Again you can work with bind instead of join and fmap. You get fewer but (arguably) more complicated laws:
return a >>= f = f a
m >>= return = m
(m >>= f) >>= g = m >>= (\x -> f x >>= g)

A monad in Haskell is something that has two operations defined:
(>>=) :: Monad m => m a -> (a -> m b) -> m b -- also called bind
return :: Monad m => a -> m a
These two operations need to satisfy certain laws that really might just confuse you at this point, if you don't have a knack for mathy ideas. Conceptually, you use bind to operate on values on a monadic level and return to create monadic values from "trivial" ones. For instance,
getLine :: IO String,
so you cannot modify and putStrLn this String -- because it's not a String but an IO String!
Well, we have an IO Monad handy, so not to worry. All we have to do is use bind to do what we want. Let's see what bind looks like in the IO Monad:
(>>=) :: IO a -> (a -> IO b) -> IO b
And if we place getLine at the left hand side of bind, we can make it more specific yet.
(>>=) :: IO String -> (String -> IO b) -> IO b
Okay, so getLine >>= putStrLn . (++ ". No problem after all!") would print the entered line with the extra content added. The right hand side is a function that takes a String and produces an IO () - that wasn't hard at all! We just go by the types.
There are Monads defined for a lot of different types, for instance Maybe and [a], and they behave conceptually in the same way.
Just 2 >>= return . (+2) would yield Just 4, as you might expect. Note that we had to use return here, because otherwise the function on the right hand side would not match the return type m b, but just b, which would be a type error. It worked in the case of putStrLn because it already produces an IO something, which was exactly what our type needed to match. (Spoiler: Expressions of shape foo >>= return . bar are silly, because every Monad is a Functor. Can you figure out what that means?)
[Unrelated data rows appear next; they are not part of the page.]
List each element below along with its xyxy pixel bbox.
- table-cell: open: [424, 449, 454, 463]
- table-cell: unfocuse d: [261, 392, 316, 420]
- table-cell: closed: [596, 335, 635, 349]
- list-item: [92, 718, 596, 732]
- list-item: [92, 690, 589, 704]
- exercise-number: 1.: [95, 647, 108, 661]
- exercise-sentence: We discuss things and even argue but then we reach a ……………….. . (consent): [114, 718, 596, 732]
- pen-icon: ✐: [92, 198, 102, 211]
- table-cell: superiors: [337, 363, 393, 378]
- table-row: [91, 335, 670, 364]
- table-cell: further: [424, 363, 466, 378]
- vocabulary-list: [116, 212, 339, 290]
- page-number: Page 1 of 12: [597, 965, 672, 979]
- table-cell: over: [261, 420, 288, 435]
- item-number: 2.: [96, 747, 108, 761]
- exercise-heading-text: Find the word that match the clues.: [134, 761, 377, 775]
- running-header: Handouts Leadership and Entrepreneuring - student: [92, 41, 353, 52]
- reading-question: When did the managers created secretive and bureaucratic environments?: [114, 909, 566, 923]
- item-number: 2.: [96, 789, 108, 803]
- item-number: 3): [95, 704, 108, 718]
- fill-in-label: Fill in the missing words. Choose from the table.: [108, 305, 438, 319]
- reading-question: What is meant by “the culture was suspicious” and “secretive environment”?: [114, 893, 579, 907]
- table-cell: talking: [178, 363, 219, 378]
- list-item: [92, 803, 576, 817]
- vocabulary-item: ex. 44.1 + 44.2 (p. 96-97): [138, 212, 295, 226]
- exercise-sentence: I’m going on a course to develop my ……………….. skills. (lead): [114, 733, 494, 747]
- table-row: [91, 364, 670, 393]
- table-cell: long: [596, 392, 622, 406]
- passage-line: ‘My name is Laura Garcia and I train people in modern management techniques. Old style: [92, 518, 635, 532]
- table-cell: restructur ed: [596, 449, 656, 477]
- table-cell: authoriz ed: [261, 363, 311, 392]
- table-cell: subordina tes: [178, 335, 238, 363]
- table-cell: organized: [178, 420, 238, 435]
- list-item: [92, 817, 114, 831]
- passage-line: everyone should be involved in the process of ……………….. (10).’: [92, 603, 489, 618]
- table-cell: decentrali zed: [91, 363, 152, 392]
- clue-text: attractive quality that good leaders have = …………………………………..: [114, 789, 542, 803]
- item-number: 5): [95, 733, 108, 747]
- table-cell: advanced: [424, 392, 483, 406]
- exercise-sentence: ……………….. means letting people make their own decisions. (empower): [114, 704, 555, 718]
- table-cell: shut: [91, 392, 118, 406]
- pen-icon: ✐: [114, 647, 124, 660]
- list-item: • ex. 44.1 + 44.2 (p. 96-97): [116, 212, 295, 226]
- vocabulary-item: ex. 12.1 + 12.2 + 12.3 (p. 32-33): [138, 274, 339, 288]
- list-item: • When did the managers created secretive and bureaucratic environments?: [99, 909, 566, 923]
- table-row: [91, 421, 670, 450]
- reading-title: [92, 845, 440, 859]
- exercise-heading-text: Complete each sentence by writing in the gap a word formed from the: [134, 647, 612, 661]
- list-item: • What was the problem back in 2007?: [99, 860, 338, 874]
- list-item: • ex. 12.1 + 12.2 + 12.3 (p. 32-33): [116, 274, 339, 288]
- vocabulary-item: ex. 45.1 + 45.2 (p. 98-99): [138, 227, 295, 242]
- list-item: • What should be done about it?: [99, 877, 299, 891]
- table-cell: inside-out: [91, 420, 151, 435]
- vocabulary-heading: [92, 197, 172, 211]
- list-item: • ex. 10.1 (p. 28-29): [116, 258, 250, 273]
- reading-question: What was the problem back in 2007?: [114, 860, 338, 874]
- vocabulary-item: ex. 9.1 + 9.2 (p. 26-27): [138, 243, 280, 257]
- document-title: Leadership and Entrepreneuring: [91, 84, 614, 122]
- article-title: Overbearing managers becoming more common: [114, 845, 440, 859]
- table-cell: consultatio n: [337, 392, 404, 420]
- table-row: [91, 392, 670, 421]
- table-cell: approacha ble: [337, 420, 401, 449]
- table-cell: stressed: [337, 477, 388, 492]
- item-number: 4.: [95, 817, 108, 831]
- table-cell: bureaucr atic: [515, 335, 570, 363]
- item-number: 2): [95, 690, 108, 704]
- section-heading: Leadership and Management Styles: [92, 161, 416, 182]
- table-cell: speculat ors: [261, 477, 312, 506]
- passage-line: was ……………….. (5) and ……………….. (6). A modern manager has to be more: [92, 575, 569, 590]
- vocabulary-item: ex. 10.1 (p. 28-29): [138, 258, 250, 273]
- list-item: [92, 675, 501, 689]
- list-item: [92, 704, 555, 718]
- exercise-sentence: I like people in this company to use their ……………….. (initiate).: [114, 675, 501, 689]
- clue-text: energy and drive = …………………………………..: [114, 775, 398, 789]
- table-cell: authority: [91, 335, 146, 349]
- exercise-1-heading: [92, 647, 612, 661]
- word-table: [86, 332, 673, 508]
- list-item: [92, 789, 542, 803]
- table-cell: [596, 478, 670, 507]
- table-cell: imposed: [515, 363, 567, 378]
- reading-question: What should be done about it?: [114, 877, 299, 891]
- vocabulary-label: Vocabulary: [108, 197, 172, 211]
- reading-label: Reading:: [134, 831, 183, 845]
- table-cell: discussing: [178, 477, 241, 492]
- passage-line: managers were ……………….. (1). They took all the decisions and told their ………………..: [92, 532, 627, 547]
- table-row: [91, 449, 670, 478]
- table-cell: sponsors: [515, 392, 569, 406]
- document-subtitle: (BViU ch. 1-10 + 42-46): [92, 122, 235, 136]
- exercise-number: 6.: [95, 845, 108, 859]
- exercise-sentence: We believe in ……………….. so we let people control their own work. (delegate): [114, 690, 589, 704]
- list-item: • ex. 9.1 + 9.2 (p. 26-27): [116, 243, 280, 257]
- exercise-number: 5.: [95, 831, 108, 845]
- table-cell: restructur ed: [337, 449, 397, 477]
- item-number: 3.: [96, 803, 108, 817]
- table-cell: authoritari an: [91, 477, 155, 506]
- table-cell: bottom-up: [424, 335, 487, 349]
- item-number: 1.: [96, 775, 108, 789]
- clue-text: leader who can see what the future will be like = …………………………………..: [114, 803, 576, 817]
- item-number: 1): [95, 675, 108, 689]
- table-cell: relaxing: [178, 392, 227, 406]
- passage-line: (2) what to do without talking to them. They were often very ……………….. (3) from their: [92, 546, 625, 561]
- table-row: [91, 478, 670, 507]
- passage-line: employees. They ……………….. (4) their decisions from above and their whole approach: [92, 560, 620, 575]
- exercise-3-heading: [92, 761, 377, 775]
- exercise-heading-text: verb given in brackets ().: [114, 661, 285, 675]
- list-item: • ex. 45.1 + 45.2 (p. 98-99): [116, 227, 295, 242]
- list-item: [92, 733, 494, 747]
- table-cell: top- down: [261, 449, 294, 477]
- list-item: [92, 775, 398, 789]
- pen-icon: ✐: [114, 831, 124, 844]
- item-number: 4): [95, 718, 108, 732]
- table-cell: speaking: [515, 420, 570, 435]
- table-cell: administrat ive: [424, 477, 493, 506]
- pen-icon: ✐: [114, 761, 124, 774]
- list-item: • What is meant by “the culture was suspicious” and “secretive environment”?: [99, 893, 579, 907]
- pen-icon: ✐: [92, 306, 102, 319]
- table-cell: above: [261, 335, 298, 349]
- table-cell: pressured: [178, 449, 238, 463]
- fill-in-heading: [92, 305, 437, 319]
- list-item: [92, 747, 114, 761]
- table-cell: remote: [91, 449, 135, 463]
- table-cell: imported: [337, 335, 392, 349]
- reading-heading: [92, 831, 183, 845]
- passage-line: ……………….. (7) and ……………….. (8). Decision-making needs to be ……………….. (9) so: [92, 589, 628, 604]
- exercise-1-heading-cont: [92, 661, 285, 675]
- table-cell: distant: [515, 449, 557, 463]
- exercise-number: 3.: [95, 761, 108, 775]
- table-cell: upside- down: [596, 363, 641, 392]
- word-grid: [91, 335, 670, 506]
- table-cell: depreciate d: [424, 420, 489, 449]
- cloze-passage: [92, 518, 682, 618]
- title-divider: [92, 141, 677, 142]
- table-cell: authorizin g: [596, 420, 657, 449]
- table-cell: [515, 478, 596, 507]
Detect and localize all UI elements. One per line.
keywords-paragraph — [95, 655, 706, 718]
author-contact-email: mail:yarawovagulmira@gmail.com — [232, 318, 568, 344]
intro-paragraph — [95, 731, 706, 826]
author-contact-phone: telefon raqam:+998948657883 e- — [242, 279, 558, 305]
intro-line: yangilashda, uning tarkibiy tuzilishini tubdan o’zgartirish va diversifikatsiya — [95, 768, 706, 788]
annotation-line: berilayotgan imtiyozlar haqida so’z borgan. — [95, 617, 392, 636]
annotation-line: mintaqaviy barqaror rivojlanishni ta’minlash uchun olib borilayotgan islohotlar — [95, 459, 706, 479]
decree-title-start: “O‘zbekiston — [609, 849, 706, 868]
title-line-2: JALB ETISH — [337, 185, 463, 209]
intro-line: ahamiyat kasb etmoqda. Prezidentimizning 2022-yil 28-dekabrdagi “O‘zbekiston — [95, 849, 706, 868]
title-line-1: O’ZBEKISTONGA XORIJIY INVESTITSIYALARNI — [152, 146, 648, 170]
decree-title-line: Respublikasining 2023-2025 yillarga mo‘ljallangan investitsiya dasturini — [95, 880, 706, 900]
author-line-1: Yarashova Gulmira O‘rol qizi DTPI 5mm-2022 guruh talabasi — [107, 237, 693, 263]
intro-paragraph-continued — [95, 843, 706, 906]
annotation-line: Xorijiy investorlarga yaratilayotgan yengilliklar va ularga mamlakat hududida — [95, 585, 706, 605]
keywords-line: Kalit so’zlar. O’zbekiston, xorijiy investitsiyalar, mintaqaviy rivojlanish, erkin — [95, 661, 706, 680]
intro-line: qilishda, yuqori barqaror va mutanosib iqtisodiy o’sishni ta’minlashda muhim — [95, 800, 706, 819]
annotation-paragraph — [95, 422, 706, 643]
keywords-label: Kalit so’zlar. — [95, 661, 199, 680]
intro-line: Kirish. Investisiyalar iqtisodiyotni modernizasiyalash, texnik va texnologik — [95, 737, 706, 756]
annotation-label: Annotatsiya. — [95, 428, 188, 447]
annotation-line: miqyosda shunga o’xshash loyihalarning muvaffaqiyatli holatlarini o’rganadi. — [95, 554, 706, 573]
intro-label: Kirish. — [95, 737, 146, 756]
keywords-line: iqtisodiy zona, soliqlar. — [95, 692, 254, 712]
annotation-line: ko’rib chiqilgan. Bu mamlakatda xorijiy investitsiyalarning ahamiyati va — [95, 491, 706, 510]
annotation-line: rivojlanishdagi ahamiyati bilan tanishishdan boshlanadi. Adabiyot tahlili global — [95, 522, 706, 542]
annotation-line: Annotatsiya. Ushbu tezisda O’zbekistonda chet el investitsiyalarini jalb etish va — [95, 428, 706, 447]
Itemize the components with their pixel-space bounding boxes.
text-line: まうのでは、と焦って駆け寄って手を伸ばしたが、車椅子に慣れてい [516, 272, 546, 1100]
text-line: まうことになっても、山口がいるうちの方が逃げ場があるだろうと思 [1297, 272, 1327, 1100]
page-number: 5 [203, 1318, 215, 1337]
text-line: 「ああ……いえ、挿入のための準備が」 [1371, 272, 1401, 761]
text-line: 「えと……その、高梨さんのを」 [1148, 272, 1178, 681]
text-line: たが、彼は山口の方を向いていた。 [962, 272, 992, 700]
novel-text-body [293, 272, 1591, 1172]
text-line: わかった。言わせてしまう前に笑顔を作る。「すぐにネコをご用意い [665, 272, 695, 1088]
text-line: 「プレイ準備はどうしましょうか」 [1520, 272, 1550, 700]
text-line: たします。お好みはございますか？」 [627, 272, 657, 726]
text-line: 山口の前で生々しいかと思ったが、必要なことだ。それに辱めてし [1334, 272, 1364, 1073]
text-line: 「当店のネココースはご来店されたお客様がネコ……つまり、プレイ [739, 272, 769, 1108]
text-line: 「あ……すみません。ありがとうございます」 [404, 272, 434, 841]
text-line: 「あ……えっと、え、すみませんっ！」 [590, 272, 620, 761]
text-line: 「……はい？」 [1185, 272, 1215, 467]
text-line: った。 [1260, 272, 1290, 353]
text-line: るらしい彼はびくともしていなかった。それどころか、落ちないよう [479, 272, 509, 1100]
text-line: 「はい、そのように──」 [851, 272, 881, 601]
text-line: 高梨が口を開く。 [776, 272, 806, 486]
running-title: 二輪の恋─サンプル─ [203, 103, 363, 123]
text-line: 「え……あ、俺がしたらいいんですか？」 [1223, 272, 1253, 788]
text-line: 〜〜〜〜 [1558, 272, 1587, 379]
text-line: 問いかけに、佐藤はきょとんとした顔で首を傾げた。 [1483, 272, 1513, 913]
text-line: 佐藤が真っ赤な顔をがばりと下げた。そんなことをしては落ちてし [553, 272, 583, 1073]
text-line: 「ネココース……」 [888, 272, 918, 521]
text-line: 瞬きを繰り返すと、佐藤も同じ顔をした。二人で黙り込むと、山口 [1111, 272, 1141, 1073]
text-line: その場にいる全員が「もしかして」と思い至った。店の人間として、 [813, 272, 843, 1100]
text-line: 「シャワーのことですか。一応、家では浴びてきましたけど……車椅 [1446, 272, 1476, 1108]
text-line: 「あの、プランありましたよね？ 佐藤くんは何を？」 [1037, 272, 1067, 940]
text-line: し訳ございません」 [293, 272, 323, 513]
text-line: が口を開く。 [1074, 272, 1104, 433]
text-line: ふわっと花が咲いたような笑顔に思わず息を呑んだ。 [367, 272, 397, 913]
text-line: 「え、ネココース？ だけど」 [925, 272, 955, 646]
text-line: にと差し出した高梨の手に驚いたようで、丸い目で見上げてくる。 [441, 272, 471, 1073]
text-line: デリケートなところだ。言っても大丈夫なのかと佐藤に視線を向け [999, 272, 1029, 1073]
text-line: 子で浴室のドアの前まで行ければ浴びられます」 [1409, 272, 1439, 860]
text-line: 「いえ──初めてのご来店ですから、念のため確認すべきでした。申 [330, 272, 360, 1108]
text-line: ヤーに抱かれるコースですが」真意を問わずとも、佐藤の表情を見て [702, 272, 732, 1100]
I personally think that this is as far as intuition will get you on the topic of monads, and if you want to dive deeper, you really do need to dive into the theory. I liked getting a hang of just using them first. You can look up the source for various Monad instances, for instance the List ([]) Monad or Maybe Monad on Hoogle and get a bit smarter on the exact implementations. Once you feel comfortable with that, have a go at the actual monad laws and try to gain a more theoretical understanding for them!

The Typeclassopedia has a section about Monad (but do read the preceding sections about Functor and Applicative first).